Слово «чисто» на фоне стоявшего здесь отвратительного зловония прозвучало совершенно неуместно.
— Надо валить отсюда, — напряженно произнес Злой.
— А позвонить? — как и ожидалось, возразил Медведь. — Витальевич же ясно сказал…
— Я знаю, что он сказал, — перебил Злой, отметив про себя, что Медведю не стоило называть отчество Солоницына при диггере. — Позвонить — дело нехитрое, это всегда успеется. Кончай бакланить, Косолапый. Делай, что тебе говорят, и все будет в ажуре.
— Так, может, я пойду, мужики? — с робкой надеждой подал голос Рыжий.
— Пойдешь? — переспросил Медведь таким тоном, словно сомневался в способности диггера самостоятельно передвигаться на своих двоих. — И далеко ты собрался?
— Я же все сделал, — упавшим голосом произнес Рыжий. — Я же вас вывел. Вы же обещали…
— Мой друг просто опасается, что ты прямо отсюда побежишь в ментовку, — объяснил Злой. — Но ты же ведь этого не сделаешь, правда? Ты ведь теперь наш сообщник, можно сказать, партнер, верно?
— Ну… да, — с сомнением подтвердил Рыжий.
— Не «ну да», а да, — поправил Злой. — Раз ты нам помог сделать дело, значит, ты — наш подельник. А подельнику полагаются две вещи: от закона — срок, а от корешей — доля. Медведь, выдай пацану его долю.
— Угу, — промычал Медведь и неожиданно выстрелил Рыжему в лицо из своего «кольта».
Диггера отбросило к стене колодца, он ударился о нее плечами и затылком, отскочил и ничком рухнул в воду.
— Ты что, чудило, охренел? — спросил Злой. — Ты что сделал, бычара?
— А что? — деловито меняя в «кольте» обойму, удивился Медведь. — Какая еще ему доля, этому стукачу?
Злой открыл рот, но тут же снова его закрыл, раздумав спорить. Он действительно собирался отпустить рыжего недотепу, сунув ему в качестве гонорара какую-нибудь цацку поскромнее. Лиц их Рыжий не видел из-за респираторов и инфракрасных очков, а значит, не мог причинить им серьезного вреда, даже если бы действительно помчался в ментовку прямо отсюда. Но что сделано, то сделано и, как говорят ирландцы, не может быть переделано. И потом, в конечном счете Медведь был прав, поступив по-своему. Он рассуждал точно так же, как Гронский: мертвые не кусаются. А спорить с этим было трудно, да и незачем, тем более что споры только отнимают время и никакая истина в них не рождается.

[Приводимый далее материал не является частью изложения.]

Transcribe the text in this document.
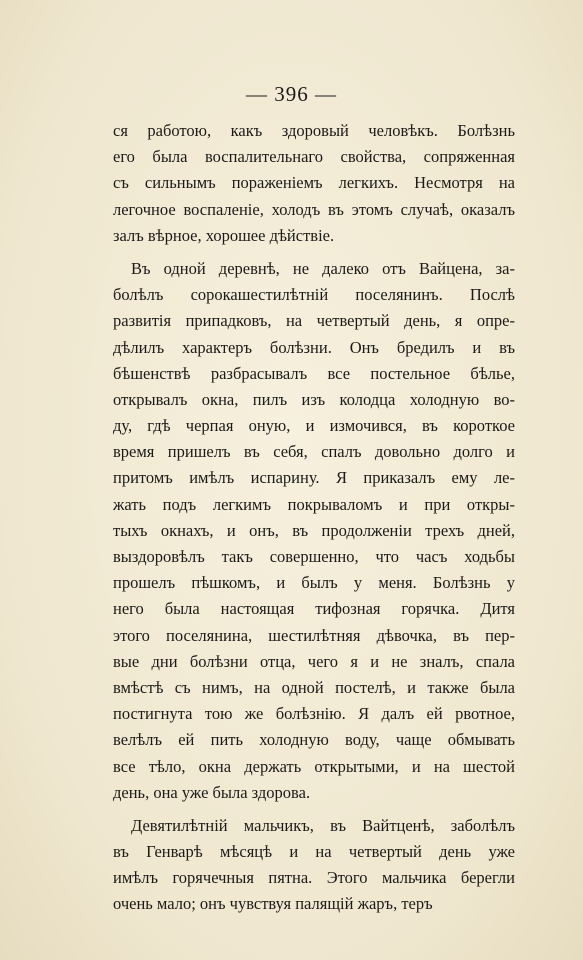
— 396 —
ся работою, какъ здоровый человѣкъ. Болѣзнь
его была воспалительнаго свойства, сопряженная
съ сильнымъ пораженіемъ легкихъ. Несмотря на
легочное воспаленіе, холодъ въ этомъ случаѣ, оказалъ
залъ вѣрное, хорошее дѣйствіе.
Въ одной деревнѣ, не далеко отъ Вайцена, за-
болѣлъ сорокашестилѣтній поселянинъ. Послѣ
развитія припадковъ, на четвертый день, я опре-
дѣлилъ характеръ болѣзни. Онъ бредилъ и въ
бѣшенствѣ разбрасывалъ все постельное бѣлье,
открывалъ окна, пилъ изъ колодца холодную во-
ду, гдѣ черпая оную, и измочився, въ короткое
время пришелъ въ себя, спалъ довольно долго и
притомъ имѣлъ испарину. Я приказалъ ему ле-
жать подъ легкимъ покрываломъ и при откры-
тыхъ окнахъ, и онъ, въ продолженіи трехъ дней,
выздоровѣлъ такъ совершенно, что часъ ходьбы
прошелъ пѣшкомъ, и былъ у меня. Болѣзнь у
него была настоящая тифозная горячка. Дитя
этого поселянина, шестилѣтняя дѣвочка, въ пер-
вые дни болѣзни отца, чего я и не зналъ, спала
вмѣстѣ съ нимъ, на одной постелѣ, и также была
постигнута тою же болѣзнію. Я далъ ей рвотное,
велѣлъ ей пить холодную воду, чаще обмывать
все тѣло, окна держать открытыми, и на шестой
день, она уже была здорова.
Девятилѣтній мальчикъ, въ Вайтценѣ, заболѣлъ
въ Генварѣ мѣсяцѣ и на четвертый день уже
имѣлъ горячечныя пятна. Этого мальчика берегли
очень мало; онъ чувствуя палящій жаръ, теръ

Злой поправил перекрещенные на груди ремни сумки и милицейского автомата, ухватился за ненадежные скобы и начал решительно карабкаться наверх. Ему было не по себе, потому что Рыжему он поверил все-таки не до конца и знать не знал, что в действительности поджидает его наверху. А вдруг, как только он высунет голову из люка, ему ее отстрелят к чертовой матери? Инстинкт самосохранения настойчиво предлагал уступить эту сомнительную честь Медведю.